Big hitters from jungle, eletronica, rock and reggae performed across an incredible day filled with comedy, debates and a festival within a festival in the kids area.
What impressed me most about The Downs was its organisation. No parking meant people had to find other methods of getting to site, which was located at the far west end, but plenty of stewards were around to help with any queries.
Midway between the two stages was the information stage, where discussions and stand-up comedy took place from an array of speakers.
Bars and food stalls were filled by local producers and the family feel meant a nice and relaxed vibe was maintained throughout the day, parents were able to let their children enjoy themselves on the rides and play area.
The sound systems and layouts at both stages were very impressive, quite often with smaller festivals it is easy to neglect this but the setting varied for each act.
Hometown band Laid Blak warmed the crowd up on the Avon stage and drew a mixture of young and old people, closing their set with new song It’s A Pity which was perfect for the hot, sunny weather.
On the main stage, Dream Wife and The Heavy played strong sets which garnered a larger crowd as the afternoon went on. I always felt as though I had plenty of space at both stages, it never felt like people were packed in too tightly which is credit to the organisers.

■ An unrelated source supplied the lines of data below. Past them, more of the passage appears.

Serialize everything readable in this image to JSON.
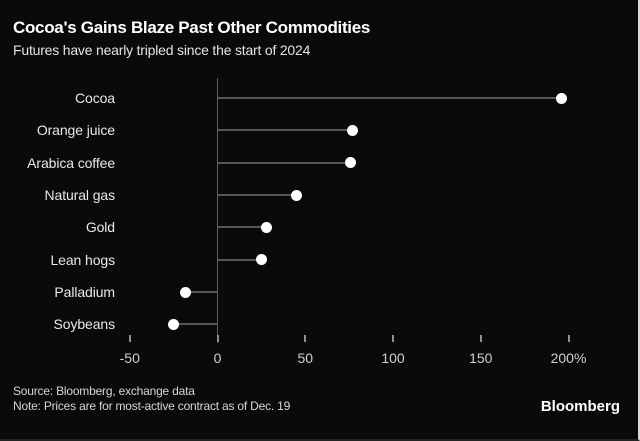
{
  "header": {
    "title": "Cocoa's Gains Blaze Past Other Commodities",
    "subtitle": "Futures have nearly tripled since the start of 2024"
  },
  "chart_data": {
    "type": "scatter",
    "variant": "horizontal-lollipop",
    "title": "Cocoa's Gains Blaze Past Other Commodities",
    "subtitle": "Futures have nearly tripled since the start of 2024",
    "categories": [
      "Cocoa",
      "Orange juice",
      "Arabica coffee",
      "Natural gas",
      "Gold",
      "Lean hogs",
      "Palladium",
      "Soybeans"
    ],
    "values": [
      196,
      77,
      76,
      45,
      28,
      25,
      -18,
      -25
    ],
    "unit": "%",
    "baseline": 0,
    "x_ticks": [
      -50,
      0,
      50,
      100,
      150,
      200
    ],
    "x_tick_labels": [
      "-50",
      "0",
      "50",
      "100",
      "150",
      "200%"
    ],
    "xlim": [
      -50,
      210
    ],
    "ylabel": "",
    "xlabel": "",
    "grid": false,
    "legend": false
  },
  "footer": {
    "source": "Source: Bloomberg, exchange data",
    "note": "Note: Prices are for most-active contract as of Dec. 19",
    "brand": "Bloomberg"
  },
  "colors": {
    "background": "#0a0a0a",
    "title": "#ffffff",
    "subtitle": "#e3e3e3",
    "category_label": "#e8e8e8",
    "dot": "#ffffff",
    "stem": "#565656",
    "axis": "#5c5c5c",
    "tick": "#8f8f8f",
    "tick_label": "#cfcfcf",
    "footer_text": "#d6d6d6",
    "brand": "#ffffff",
    "edge_right": "#d8d8d8",
    "edge_bottom": "#232323"
  }
}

But the majority of festival goers were waiting for the biggest acts - Paul Weller and Noel Gallagher.
The Modfather played a mixed set of new solo material and Jam classics, while Noel treated the crowd to tracks from his new High Flying Birds album.
A surprise return to the stage from Weller for Gallagher’s final two songs ended the day perfectly, performing The Beatles’ All You Need Is Love and The Jam’s A Town Called Malice to send people home happy.
The highlight for me though was Orbital’s set. The brothers put on an incredible lights display with the Avon stage perfect for their expansive live performance.
Off the back of closing the main stage at Dekmantel Festival in Holland earlier this summer, the duo brought their famous torch glasses and improvisation to The Downs.
Belfast, Doctor Who and Halcyon On and On got the warmest receptions, while material from their upcoming album Monsters Exist, most notably PHUK also went down well.
Inbetween their set and Goldie’s, a raised platform and additional pyrotechnics were installed to the Avon stage, which gave Orbital a grand platform to show off their impressive hardware, with keyboards and synthesizers surrounding the two men.
Never shy of political themes in the music and videos, the screen behind the pair showed various messages with Tories out banners and other similar themes popping up at various points.
The Downs brilliantly encaptured everything Bristol is about, a multicultural metropolis which caters for and welcomes in everyone. It will be hard for the organisers to top this lineup next year, but I am looking forward to it already.